Most popular diets are some form of waiver - whether it's keeping the carbohydrate content of the diet to a minimum or replacing popular foods entirely with healthier alternatives. The 8-hour diet manages without any such prohibitions, but with a promising effect on body weight and general well-being - we have examined the weight loss concept in more detail and explain for whom it is suitable.
The 8-hour diet, also known as the 16: 8 diet, is a variant of intermittent fasting or interval fasting. The diet is less time-consuming and complicated than other weight-loss principles, as it does not in principle prohibit or prescribe any food, but is mainly based on a single rule: you can eat eight hours a day, the following 16 hours have fasted. Only water, black coffee, or unsweetened tea are allowed during the fasting phase.

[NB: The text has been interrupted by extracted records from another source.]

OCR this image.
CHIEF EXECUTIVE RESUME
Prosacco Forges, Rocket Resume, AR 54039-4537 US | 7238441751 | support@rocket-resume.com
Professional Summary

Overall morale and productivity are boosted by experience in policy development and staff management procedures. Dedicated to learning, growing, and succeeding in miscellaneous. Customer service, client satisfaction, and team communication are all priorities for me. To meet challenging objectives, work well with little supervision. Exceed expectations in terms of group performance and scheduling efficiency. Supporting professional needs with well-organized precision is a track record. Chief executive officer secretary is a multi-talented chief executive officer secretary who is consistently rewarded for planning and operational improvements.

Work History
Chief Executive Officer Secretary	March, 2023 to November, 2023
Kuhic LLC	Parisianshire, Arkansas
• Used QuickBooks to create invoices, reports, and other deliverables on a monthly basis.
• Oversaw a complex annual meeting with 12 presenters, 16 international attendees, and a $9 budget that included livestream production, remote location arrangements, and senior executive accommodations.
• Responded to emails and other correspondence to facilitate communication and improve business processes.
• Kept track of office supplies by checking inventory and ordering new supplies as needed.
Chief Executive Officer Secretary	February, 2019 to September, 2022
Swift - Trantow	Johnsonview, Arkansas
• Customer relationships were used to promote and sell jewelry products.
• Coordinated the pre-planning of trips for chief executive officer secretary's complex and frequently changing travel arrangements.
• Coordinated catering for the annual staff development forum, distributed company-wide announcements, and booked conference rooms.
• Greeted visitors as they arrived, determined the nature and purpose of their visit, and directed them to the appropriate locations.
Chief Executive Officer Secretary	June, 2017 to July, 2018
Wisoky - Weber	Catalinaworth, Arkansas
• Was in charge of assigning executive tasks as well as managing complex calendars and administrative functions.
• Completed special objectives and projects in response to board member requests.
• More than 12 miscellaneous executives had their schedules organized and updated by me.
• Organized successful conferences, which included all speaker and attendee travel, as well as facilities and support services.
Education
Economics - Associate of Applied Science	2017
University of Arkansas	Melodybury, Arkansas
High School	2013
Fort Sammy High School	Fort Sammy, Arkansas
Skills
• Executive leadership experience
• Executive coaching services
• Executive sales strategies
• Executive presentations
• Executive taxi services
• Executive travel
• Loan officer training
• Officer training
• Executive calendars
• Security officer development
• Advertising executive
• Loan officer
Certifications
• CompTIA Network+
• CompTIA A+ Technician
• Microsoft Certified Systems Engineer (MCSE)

Such concepts are not new but have become increasingly popular in recent years. Because the health effect of 16-hour fasting can be proven with medical studies. For example, a study published in the American Journal of Translational Medicine shows that 16-hour meal breaks with a balanced diet during the eight hours after eight weeks not only reduce the body fat percentage but also have a positive effect on overall health while maintaining the same muscle percentage can. According to the nutrition experts of the research project, the combination of the 16: 8 diet with regular training units is important for the success of the diet.
The advantage of the 8-hour diet: you can integrate the fasting concept into everyday life even with your previous eating habits. Those who have skipped breakfast up to now will have the first meal of the day at noon, the last meal in the evening - and then keep the 16 hours of fasting until lunch the following day. On the other hand, those who like to eat something in the morning can skip dinner, for example, breakfast at 9 a.m., then eat again at 5 p.m. However, this variant is not cheap if you like to meet up with friends in the evening for dinner or if you have trouble falling asleep without something warm in your stomach. Depending on your preferences and individual needs, intermittent fasting can be integrated well into everyday life with a little practice without having to severely restrict your own eating habits or social behavior.
In order to optimize the result as best as possible, a healthy meal plan should be set in the eight hours of food intake. Specifically, this means that sugary foods and unnecessary snacks, as well as heavily sweetened beverages, alcohol, and heavily processed foods, are reduced to a minimum and that fruits, vegetables, high-fiber foods such as whole-grain products and proteins should make up the majority of the diet. Power foods such as ginger, lemons, cinnamon, chili, or almonds, which stimulate the metabolism, are recommended in order to provide the body with sufficient and correct nutrients despite the reduced number of meals.
How long you want to and can keep up with the weight loss concept is up to you. Just a few days of fasting according to the 8-hour principle can have a positive effect on your well-being and weight and give the body and, above all, the digestive tract new impetus. Those who can especially get used to the diet can go through the diet once for eight weeks or as a long-term program. In order to push the body to more strength in addition to losing weight, intermittent fasting can be supplemented by a daily 8-minute workout, which consists, for example, of three exercise sequences of a full-body workout.
The 8-hour diet for people with diabetes, problems with the pancreas, thyroid disorders, or a stressed adrenal gland is less recommended and only under medical supervision.